Anyway, by way of prologue to the main event we get to see him dispatching a creature that feeds on paint, and then he's summoned by burlesque dancer Rouge to get rid of something lurking in her basement. There's an instant attraction and they go out on what might be a date, but before things can progress further Dillon has to go off to the isolated town of Innisfil, where Mayor Devon Fent claims there is a monster in the local lake. Dillon is sceptical, but visits his supplier Godfrey to stock up on essentials just in case. He's right to be prepared. All sorts of shit is about to hit the fan, with a large scale incursion by Gloudians, fish like aliens with attitude, while the locals, odd at first, turn into what, to all intents and purposes, appear to be zombies. And lurking back of it all is something far, far worse. By way of bonus material, we have a short story titled "The Undergarment Eater" which details Dillon's first encounter with a Gloudian.

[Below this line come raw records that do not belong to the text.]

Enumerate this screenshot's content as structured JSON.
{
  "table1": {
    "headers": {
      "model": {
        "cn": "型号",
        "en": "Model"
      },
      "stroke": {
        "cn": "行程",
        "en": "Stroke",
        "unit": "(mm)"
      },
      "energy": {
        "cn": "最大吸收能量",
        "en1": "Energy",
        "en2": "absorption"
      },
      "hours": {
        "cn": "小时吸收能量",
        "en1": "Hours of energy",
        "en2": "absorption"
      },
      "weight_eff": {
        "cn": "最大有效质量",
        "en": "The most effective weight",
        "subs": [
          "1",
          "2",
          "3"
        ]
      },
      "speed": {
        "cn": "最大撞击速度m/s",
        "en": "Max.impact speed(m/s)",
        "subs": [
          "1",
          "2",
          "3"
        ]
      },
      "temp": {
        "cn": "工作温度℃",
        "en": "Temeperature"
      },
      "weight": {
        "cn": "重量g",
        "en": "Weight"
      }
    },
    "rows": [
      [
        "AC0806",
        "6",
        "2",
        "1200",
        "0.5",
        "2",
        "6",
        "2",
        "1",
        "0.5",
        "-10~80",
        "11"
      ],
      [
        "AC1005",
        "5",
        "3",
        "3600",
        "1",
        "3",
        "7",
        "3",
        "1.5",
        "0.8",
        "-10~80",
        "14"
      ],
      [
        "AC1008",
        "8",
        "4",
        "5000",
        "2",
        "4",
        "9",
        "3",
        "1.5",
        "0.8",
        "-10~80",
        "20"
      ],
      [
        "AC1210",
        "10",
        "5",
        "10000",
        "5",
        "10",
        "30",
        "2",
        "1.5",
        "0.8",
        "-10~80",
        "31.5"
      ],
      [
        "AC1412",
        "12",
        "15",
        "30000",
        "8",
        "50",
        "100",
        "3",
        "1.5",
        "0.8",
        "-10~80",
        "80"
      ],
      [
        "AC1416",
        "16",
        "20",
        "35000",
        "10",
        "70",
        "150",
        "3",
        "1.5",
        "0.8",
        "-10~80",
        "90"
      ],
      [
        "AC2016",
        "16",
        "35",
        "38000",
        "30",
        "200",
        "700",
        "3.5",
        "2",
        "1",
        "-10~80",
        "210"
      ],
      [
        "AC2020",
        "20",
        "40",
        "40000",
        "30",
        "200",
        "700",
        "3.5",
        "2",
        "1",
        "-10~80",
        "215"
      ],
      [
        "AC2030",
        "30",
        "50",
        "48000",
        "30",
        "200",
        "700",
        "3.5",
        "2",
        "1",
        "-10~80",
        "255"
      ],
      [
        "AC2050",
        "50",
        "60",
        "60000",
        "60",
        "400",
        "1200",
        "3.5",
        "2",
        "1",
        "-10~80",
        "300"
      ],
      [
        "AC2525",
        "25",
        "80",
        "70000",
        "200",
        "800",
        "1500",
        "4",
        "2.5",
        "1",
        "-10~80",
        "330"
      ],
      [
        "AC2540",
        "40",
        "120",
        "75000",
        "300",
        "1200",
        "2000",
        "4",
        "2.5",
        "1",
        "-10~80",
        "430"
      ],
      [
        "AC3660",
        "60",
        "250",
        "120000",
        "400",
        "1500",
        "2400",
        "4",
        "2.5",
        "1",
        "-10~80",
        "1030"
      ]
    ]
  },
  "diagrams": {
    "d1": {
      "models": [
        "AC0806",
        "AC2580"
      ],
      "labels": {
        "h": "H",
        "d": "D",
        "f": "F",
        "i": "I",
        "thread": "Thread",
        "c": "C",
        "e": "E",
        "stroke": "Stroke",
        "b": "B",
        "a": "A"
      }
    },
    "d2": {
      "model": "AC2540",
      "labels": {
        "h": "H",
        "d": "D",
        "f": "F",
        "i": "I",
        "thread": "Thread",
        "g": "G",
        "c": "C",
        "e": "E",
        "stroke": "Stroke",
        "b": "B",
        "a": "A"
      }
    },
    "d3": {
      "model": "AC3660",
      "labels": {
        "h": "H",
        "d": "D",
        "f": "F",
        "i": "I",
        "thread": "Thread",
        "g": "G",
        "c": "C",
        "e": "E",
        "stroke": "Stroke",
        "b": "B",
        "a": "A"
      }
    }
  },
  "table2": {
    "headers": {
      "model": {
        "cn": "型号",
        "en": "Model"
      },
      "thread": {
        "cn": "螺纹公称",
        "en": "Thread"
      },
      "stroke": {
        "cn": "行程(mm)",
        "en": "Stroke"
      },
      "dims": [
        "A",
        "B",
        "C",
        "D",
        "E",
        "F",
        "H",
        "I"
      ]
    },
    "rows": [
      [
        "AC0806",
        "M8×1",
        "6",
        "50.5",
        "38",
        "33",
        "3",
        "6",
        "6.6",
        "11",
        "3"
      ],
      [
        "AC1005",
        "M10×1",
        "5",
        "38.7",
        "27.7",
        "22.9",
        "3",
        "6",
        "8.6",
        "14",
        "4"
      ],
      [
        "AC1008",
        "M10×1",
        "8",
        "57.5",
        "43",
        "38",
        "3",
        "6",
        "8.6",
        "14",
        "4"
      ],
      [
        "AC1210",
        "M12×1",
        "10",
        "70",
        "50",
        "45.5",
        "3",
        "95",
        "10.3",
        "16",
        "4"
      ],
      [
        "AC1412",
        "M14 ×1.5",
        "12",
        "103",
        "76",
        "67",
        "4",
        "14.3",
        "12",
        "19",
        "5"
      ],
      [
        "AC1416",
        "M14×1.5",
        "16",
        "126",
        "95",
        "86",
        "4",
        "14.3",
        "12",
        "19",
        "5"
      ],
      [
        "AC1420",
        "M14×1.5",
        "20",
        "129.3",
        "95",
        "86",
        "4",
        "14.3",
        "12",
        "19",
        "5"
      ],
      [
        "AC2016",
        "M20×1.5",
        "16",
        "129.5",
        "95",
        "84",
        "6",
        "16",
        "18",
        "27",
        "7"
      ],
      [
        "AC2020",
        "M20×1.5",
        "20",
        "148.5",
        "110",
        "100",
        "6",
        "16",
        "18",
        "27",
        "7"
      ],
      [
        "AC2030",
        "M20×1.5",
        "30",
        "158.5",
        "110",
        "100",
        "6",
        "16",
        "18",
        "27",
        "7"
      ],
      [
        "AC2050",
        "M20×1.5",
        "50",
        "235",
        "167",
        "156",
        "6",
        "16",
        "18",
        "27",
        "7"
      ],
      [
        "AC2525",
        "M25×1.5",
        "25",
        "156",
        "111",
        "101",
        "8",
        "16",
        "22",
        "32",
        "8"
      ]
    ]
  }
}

There's a lot to like here. First and foremost is the invention. I loved the schemata for monsters that is used as a backdrop. As mentioned before, it brought to mind things like Men in Black, but Meeks adds details of his very own, such as the fact that the monsters have no bodies except for whatever they can cobble together from Earth material. As an example, one monster is composed of the soiled tissues of masturbating teenage boys, and the more they wank the bigger the monster gets. And then there are the monsters' personal habits, such as eating paint or underwear. Most of the monsters are harmless, creatures who have come to Earth in the hope of finding something better than their own world and want nothing more than to exist under the radar. But of course some of the monsters really are menaces, as with the Hellion that organises things at Innisfil.

Another factor is the self-deprecating character of Dillon, who is always undercutting himself, with the whole Monster Dick thing as an example of his humour, but its humour with a purpose. His two main foils are the scheming Godfrey and too good to be true Rouge. The latter is the dictionary definition of a feisty female, come femme fatale, not in the least bit phased by all the crap she gets into courtesy of Dillon's job, while the banter between them and the way in which she is, in one sense at least, so much more mature than Dillon is a delight. Godfrey is a good guy, but not above making a buck or two on the side, and it's his shiftiness that makes the man interesting, both an asset and a liability to Dillon in doing his job. The rest of the dramatis personae, from refreshingly straight up Sheriff Gibson to oily Mayor Fent, along with the unusual residents of Innisfil, are marvellously drawn and add their own dashes of humour and horror to the mix.

A third attraction of the book was the manic action, as Dillon fights predatory fish and zombies and an actual demon, with each scrape worse than the last and the reader wondering how the hell Dillon will get out of this one. And on the latter score we have one of the book's weak spots, as I wasn't at all convinced by how easily, after an appropriate number of alarums and excursions, he dealt with the Gloudians and zombies, while the whole thing at the end with the Hellion seemed more or less like a plot convenience, though I'll admit that it was adequately foreshadowed albeit via some judicious memory gaps on Dillon's part. Minor points though, and overall this book was a lot of fun, the ideal companion for a wet weekend. I can easily imagine it as a big budget movie along the lines of the aforementioned Men in Black (little known fact - mention them three times in a review and they turn up to take away your house bugs).

If you enjoy The Gate at Lake Drive thegood news is there are at least three more books in the series, and if you turned up here after googling 'monster dick' you have both my good wishes and my sympathy.